Chemistry Year 11 - Module 2 - Lesson 3
Empirical & Molecular Formulas
1. Key Ideas
In the 1800s, chemists could burn a compound and weigh the products — but they had no way to know if glucose (C₆H₁₂O₆) and acetic acid (CH₂O, scaled up) were the same substance or different ones. The empirical formula was the tool they used to bring order to that chaos. It's still the first formula a chemist derives from experimental data today.
- Definition of empirical formula
- Why two compounds can share an empirical formula
2. Success Criteria
By the end, you should be able to:
- Definition of empirical formula
- Definition of molecular formula
- That molecular formula = empirical × n
3. Key Terms
4. Activity: Build the Lesson Map
Use the lesson to complete the table.

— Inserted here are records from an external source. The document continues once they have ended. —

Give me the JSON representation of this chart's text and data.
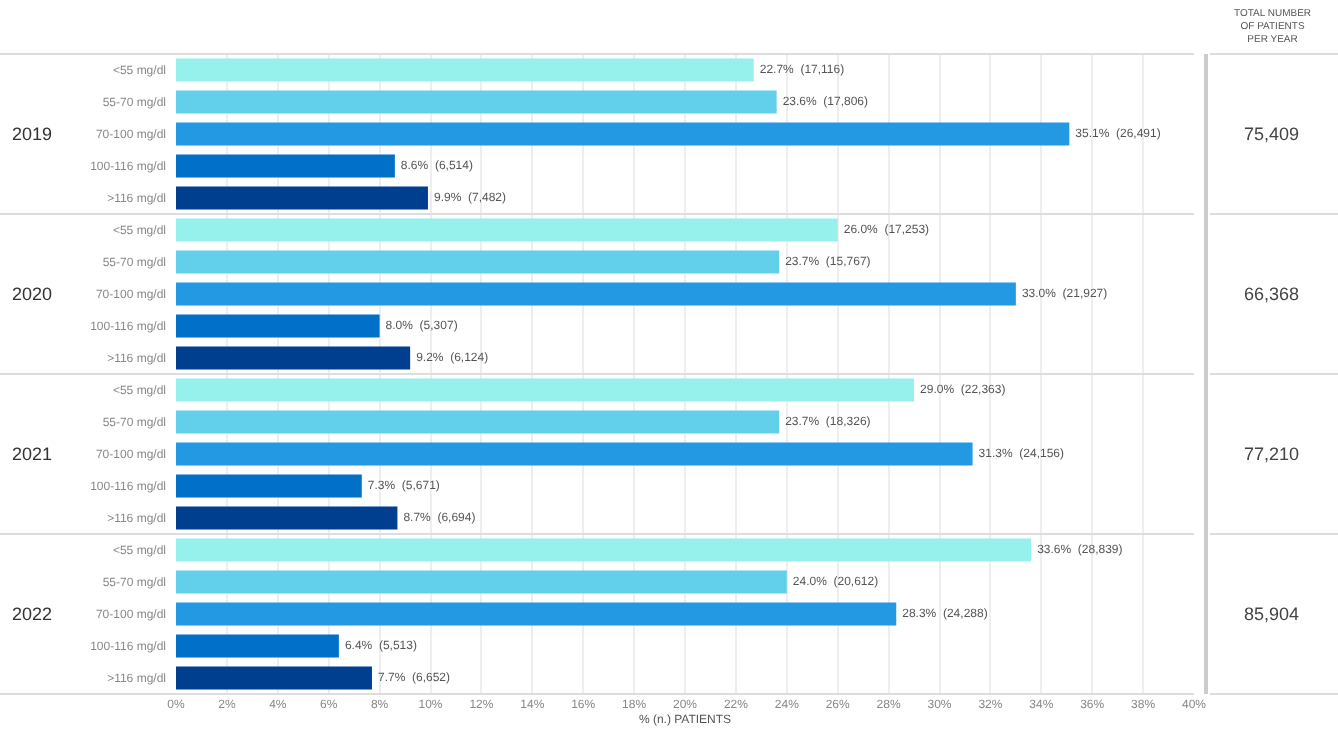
{
  "chart_data": [
    {
      "type": "bar",
      "orientation": "horizontal",
      "title": "2019",
      "categories": [
        "<55 mg/dl",
        "55-70 mg/dl",
        "70-100 mg/dl",
        "100-116 mg/dl",
        ">116 mg/dl"
      ],
      "values": [
        22.7,
        23.6,
        35.1,
        8.6,
        9.9
      ],
      "colors": [
        "#96f0ec",
        "#62cfeb",
        "#2399e3",
        "#0070c9",
        "#003f8f"
      ],
      "value_labels": [
        "22.7%  (17,116)",
        "23.6%  (17,806)",
        "35.1%  (26,491)",
        "8.6%  (6,514)",
        "9.9%  (7,482)"
      ],
      "xlim": [
        0,
        40
      ],
      "xticks": [
        0,
        2,
        4,
        6,
        8,
        10,
        12,
        14,
        16,
        18,
        20,
        22,
        24,
        26,
        28,
        30,
        32,
        34,
        36,
        38,
        40
      ],
      "grid": "x",
      "tick_labels": "y",
      "annotations": [
        "TOTAL NUMBER OF PATIENTS PER YEAR",
        "75,409"
      ]
    },
    {
      "type": "bar",
      "orientation": "horizontal",
      "title": "2020",
      "categories": [
        "<55 mg/dl",
        "55-70 mg/dl",
        "70-100 mg/dl",
        "100-116 mg/dl",
        ">116 mg/dl"
      ],
      "values": [
        26.0,
        23.7,
        33.0,
        8.0,
        9.2
      ],
      "colors": [
        "#96f0ec",
        "#62cfeb",
        "#2399e3",
        "#0070c9",
        "#003f8f"
      ],
      "value_labels": [
        "26.0%  (17,253)",
        "23.7%  (15,767)",
        "33.0%  (21,927)",
        "8.0%  (5,307)",
        "9.2%  (6,124)"
      ],
      "xlim": [
        0,
        40
      ],
      "xticks": [
        0,
        2,
        4,
        6,
        8,
        10,
        12,
        14,
        16,
        18,
        20,
        22,
        24,
        26,
        28,
        30,
        32,
        34,
        36,
        38,
        40
      ],
      "grid": "x",
      "tick_labels": "y",
      "annotations": [
        "66,368"
      ]
    },
    {
      "type": "bar",
      "orientation": "horizontal",
      "title": "2021",
      "categories": [
        "<55 mg/dl",
        "55-70 mg/dl",
        "70-100 mg/dl",
        "100-116 mg/dl",
        ">116 mg/dl"
      ],
      "values": [
        29.0,
        23.7,
        31.3,
        7.3,
        8.7
      ],
      "colors": [
        "#96f0ec",
        "#62cfeb",
        "#2399e3",
        "#0070c9",
        "#003f8f"
      ],
      "value_labels": [
        "29.0%  (22,363)",
        "23.7%  (18,326)",
        "31.3%  (24,156)",
        "7.3%  (5,671)",
        "8.7%  (6,694)"
      ],
      "xlim": [
        0,
        40
      ],
      "xticks": [
        0,
        2,
        4,
        6,
        8,
        10,
        12,
        14,
        16,
        18,
        20,
        22,
        24,
        26,
        28,
        30,
        32,
        34,
        36,
        38,
        40
      ],
      "grid": "x",
      "tick_labels": "y",
      "annotations": [
        "77,210"
      ]
    },
    {
      "type": "bar",
      "orientation": "horizontal",
      "title": "2022",
      "categories": [
        "<55 mg/dl",
        "55-70 mg/dl",
        "70-100 mg/dl",
        "100-116 mg/dl",
        ">116 mg/dl"
      ],
      "values": [
        33.6,
        24.0,
        28.3,
        6.4,
        7.7
      ],
      "colors": [
        "#96f0ec",
        "#62cfeb",
        "#2399e3",
        "#0070c9",
        "#003f8f"
      ],
      "value_labels": [
        "33.6%  (28,839)",
        "24.0%  (20,612)",
        "28.3%  (24,288)",
        "6.4%  (5,513)",
        "7.7%  (6,652)"
      ],
      "xlim": [
        0,
        40
      ],
      "xticks": [
        {
          "value": 0,
          "label": "0%"
        },
        {
          "value": 2,
          "label": "2%"
        },
        {
          "value": 4,
          "label": "4%"
        },
        {
          "value": 6,
          "label": "6%"
        },
        {
          "value": 8,
          "label": "8%"
        },
        {
          "value": 10,
          "label": "10%"
        },
        {
          "value": 12,
          "label": "12%"
        },
        {
          "value": 14,
          "label": "14%"
        },
        {
          "value": 16,
          "label": "16%"
        },
        {
          "value": 18,
          "label": "18%"
        },
        {
          "value": 20,
          "label": "20%"
        },
        {
          "value": 22,
          "label": "22%"
        },
        {
          "value": 24,
          "label": "24%"
        },
        {
          "value": 26,
          "label": "26%"
        },
        {
          "value": 28,
          "label": "28%"
        },
        {
          "value": 30,
          "label": "30%"
        },
        {
          "value": 32,
          "label": "32%"
        },
        {
          "value": 34,
          "label": "34%"
        },
        {
          "value": 36,
          "label": "36%"
        },
        {
          "value": 38,
          "label": "38%"
        },
        {
          "value": 40,
          "label": "40%"
        }
      ],
      "xlabel": "% (n.) PATIENTS",
      "grid": "x",
      "annotations": [
        "85,904"
      ]
    }
  ]
}
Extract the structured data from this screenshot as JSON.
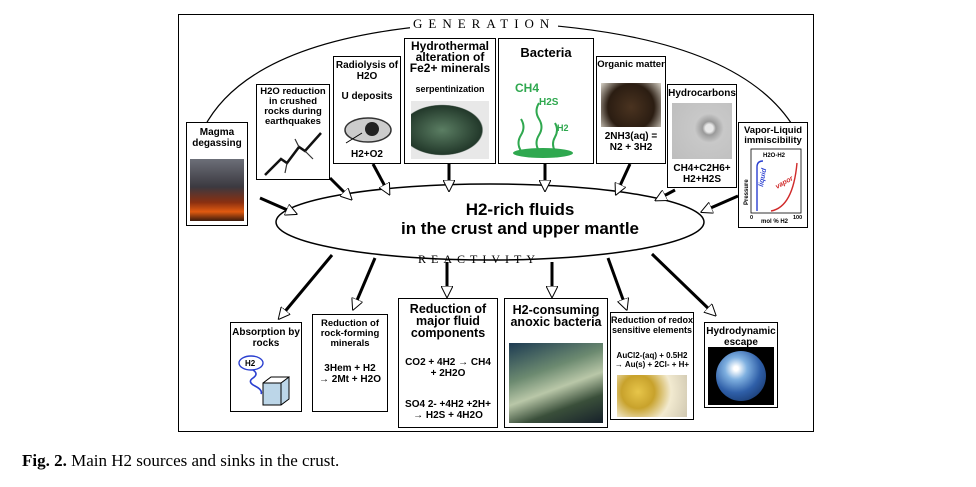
{
  "labels": {
    "generation": "GENERATION",
    "reactivity": "REACTIVITY",
    "center_line1": "H2-rich fluids",
    "center_line2": "in the crust and upper mantle"
  },
  "sources": {
    "magma": "Magma degassing",
    "h2o_reduction": "H2O reduction in crushed rocks during earthquakes",
    "radiolysis": "Radiolysis of H2O",
    "radiolysis_deposit": "U deposits",
    "radiolysis_formula": "H2+O2",
    "hydrothermal": "Hydrothermal alteration of Fe2+ minerals",
    "hydrothermal_sub": "serpentinization",
    "bacteria": "Bacteria",
    "bacteria_ch4": "CH4",
    "bacteria_h2s": "H2S",
    "bacteria_h2": "H2",
    "organic": "Organic matter",
    "organic_formula": "2NH3(aq) = N2 + 3H2",
    "hydrocarbons": "Hydrocarbons",
    "hydrocarbons_formula": "CH4+C2H6+ H2+H2S",
    "vli": "Vapor-Liquid immiscibility",
    "vli_plot_title": "H2O-H2",
    "vli_liquid": "liquid",
    "vli_vapor": "vapor",
    "vli_ylabel": "Pressure",
    "vli_xlabel": "mol % H2",
    "vli_x0": "0",
    "vli_x100": "100"
  },
  "sinks": {
    "absorption": "Absorption by rocks",
    "absorption_h2": "H2",
    "rock_minerals": "Reduction of rock-forming minerals",
    "rock_formula": "3Hem + H2 → 2Mt + H2O",
    "fluid": "Reduction of major fluid components",
    "fluid_formula1": "CO2 + 4H2 → CH4 + 2H2O",
    "fluid_formula2": "SO4 2- +4H2 +2H+ → H2S + 4H2O",
    "anoxic": "H2-consuming anoxic bacteria",
    "redox": "Reduction of redox sensitive elements",
    "redox_formula": "AuCl2-(aq) + 0.5H2 → Au(s) + 2Cl- + H+",
    "escape": "Hydrodynamic escape"
  },
  "caption": {
    "label": "Fig. 2.",
    "text": "Main H2 sources and sinks in the crust."
  },
  "colors": {
    "bacteria_green": "#2fa84f",
    "liquid_blue": "#2a3fd0",
    "vapor_red": "#d02a2a"
  }
}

Keep answers brief but specific.
| Prompt | Your answer |
|---|---|
| Main concept | |
| Important example | |
| Common mistake to avoid | |
| How this links to the next lesson |
5. Short Answer Questions
1. Explain this lesson goal in your own words: "Definition of empirical formula". Use one specific example from the lesson.
2. Apply this idea to a new example: "Definition of molecular formula". Show your reasoning clearly.
3. Analyse why this idea matters for understanding Empirical & Molecular Formulas: "That molecular formula = empirical × n".
6. Extend: Apply the Idea
A student gives a memorised answer about Empirical & Molecular Formulas but does not use evidence or reasoning.
Improve the answer by writing a stronger response that uses accurate terminology, a relevant example and a clear explanation.
7. Multiple Choice
1. What is the best first step when answering a question about Empirical & Molecular Formulas?
A. Identify the key concept being tested
B. Write every fact from memory
C. Ignore the command word
D. Skip examples and evidence
2. Which answer would show stronger understanding of Empirical & Molecular Formulas?
A. An answer with accurate terms and reasoning
B. A copied definition only
C. A single-word response
D. An answer with no example
3. What should you do if a question asks you to explain?
A. Link the idea to a reason or cause
B. List unrelated facts
C. Only draw a diagram
D. Write the shortest possible answer
8. Success Criteria Proof
Finish with evidence that you can do each success criterion.